Das ist eine schlechte Nachricht für fast 100.000 Grazer Fernwärmekunden, ist ihre Versorgung doch nach wie vor stark von Gas abhängig. Ein Großteil der Fernwärme wird im Verbund-Gaskraftwerk in Mellach und im Fernwärmeheizwerk in der Puchstraße erzeugt. Das soll sich ändern, seit Jahren werden Pläne für ein Ende dieser Abhängigkeit gewälzt.
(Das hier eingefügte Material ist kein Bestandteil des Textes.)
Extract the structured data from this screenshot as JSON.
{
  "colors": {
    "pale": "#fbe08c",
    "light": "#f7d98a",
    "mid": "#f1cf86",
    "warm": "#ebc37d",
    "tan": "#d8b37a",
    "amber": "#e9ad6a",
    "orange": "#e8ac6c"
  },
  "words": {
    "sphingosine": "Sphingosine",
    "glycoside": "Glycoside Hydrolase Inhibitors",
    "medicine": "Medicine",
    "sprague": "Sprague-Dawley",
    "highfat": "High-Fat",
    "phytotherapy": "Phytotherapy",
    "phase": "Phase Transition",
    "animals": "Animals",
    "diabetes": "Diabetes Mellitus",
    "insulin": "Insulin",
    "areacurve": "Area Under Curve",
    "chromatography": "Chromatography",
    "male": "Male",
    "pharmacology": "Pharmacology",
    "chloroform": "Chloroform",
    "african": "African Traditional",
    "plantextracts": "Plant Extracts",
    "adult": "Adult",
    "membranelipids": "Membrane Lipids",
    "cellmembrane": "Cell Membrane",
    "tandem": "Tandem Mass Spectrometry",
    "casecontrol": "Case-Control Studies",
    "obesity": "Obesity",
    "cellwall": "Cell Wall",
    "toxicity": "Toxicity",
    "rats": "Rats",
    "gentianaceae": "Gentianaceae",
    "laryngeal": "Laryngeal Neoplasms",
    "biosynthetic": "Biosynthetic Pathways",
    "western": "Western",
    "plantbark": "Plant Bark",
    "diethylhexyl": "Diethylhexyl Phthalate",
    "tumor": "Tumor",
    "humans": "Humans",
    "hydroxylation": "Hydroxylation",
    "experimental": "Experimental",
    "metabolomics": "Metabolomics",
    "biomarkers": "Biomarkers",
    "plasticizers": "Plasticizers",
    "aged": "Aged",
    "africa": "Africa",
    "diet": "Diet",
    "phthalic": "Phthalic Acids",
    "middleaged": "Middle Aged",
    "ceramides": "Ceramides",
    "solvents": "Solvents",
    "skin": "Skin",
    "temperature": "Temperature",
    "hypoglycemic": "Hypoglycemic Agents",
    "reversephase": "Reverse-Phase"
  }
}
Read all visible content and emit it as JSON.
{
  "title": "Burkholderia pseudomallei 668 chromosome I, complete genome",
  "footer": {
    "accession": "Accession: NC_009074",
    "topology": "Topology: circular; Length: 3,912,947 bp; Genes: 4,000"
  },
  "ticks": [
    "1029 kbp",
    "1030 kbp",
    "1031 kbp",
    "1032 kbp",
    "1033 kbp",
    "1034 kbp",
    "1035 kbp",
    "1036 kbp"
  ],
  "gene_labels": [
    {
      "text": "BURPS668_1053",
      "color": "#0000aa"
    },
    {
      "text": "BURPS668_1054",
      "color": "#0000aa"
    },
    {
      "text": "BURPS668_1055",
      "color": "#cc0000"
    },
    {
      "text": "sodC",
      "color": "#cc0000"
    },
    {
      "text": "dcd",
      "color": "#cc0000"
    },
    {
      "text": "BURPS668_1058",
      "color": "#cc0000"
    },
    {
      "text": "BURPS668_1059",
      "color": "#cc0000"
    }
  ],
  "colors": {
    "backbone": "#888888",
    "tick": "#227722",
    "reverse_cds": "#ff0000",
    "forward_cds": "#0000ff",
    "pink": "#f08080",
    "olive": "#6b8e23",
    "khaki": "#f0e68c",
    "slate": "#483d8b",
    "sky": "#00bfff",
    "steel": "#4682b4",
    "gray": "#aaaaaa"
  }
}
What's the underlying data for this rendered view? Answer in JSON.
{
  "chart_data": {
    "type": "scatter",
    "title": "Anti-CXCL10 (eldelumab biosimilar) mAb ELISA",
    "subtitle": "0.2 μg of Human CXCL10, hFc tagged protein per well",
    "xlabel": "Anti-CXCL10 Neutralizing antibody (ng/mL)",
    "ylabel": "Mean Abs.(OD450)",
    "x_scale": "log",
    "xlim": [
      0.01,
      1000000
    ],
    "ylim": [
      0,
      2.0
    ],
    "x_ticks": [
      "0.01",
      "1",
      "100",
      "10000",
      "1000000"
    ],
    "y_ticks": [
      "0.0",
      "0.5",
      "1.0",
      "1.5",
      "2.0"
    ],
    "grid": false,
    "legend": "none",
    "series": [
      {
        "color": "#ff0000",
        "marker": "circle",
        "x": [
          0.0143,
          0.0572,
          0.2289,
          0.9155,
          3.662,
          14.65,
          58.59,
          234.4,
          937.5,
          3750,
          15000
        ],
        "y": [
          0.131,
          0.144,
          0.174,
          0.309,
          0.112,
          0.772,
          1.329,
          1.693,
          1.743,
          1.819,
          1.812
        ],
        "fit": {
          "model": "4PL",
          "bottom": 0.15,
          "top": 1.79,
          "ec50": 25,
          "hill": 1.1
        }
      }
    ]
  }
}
Konkrete Projekte sind etwa die Müllverbrennungsanlage, die energetische Klärschlammverwertung in Gössendorf und der Sonnenspeicher Süd in einem Weitendorfer Steinbruch.
Der größte Brocken ist ein Geothermie-Projekt, bei dem heißes Wasser aus oststeirischer Erde ab 2030 Grazer Wohnungen beheizen soll. Bis zu 500 Millionen Euro beträgt die veranschlagte Investitionssumme. Im November dann der Paukenschlag: Das Projekt stand an der Kippe, es spießte sich vor allem an den hohen Haftungen, welche die Stadt Graz nicht übernehmen konnte oder wollte. Einige Tage lang wurde Schmutzwäsche gewaschen, ehe man zurück an den Verhandlungstisch ging.
Nun dürfte ein Durchbruch gelungen sein, Graz zahlt eine „Risikoprämie“ über insgesamt 35 Millionen Euro und das Mega-Projekt schreitet voran. Für die wachsende steirische Landeshauptstadt ist das eine langfristig gute Nachricht – ein Blick in den Nahen Osten genügt.
Ich wünsche Ihnen einen nicht zu stürmischen Freitag!